The default filename for the save panel. On Windows, you can alternatively pass a mask, like “*.txt”, to have all the .txt files display. If you want multiple file types to display, you can supply multiple masks for the filename and separate them with a semicolon, like this: “*.txt;*.doc”.

Nonetheless, using gsub in combination with a single mask extension did in fact solve the issue with the crash; thanks for the help :smile:

However, the issue with the underscore replacing the asterisk, and the filter name being placed in the filename text area (as opposed to the filetype area below it) is still there when the save dialog is shown.

I doubt this will help pinpoint anything, but just in case here’s the call:

UI.savepanel("Set File Location", "c:\\some\\path", "*.flv").gsub(/\\/, '/')

Hi, I believe the old code is still in place so that is someone uses the old syntax, we didn’t break anything for that extension.
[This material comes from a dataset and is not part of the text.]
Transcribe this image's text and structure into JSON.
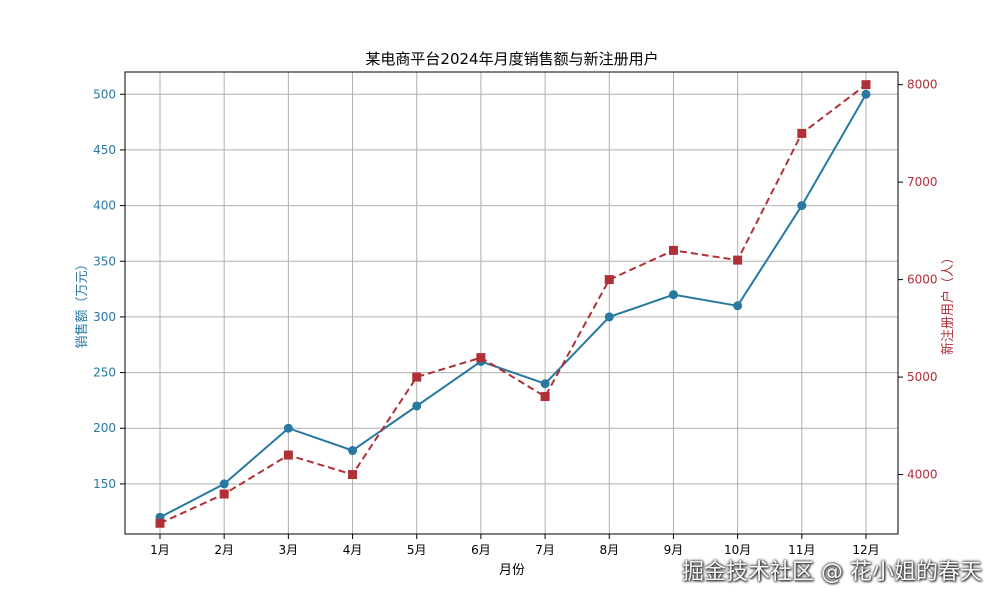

So since that snippet you posted isn’t using the correct syntax, we take the old, bugged, codepath.

This is the syntax you want. Note: our docs apparently have an issue that they are not accurately displaying the syntax. It took me a few tries to remember how to do it, but this is it I believe.

UI.savepanel("Set File Location", "c:\\some\\path", "*.flv|*.flv|").gsub(/\\/, '/')

Hope that helps!


1 Like

The list of file types are terminated with a double-pipe (which is not Ruby-ish.)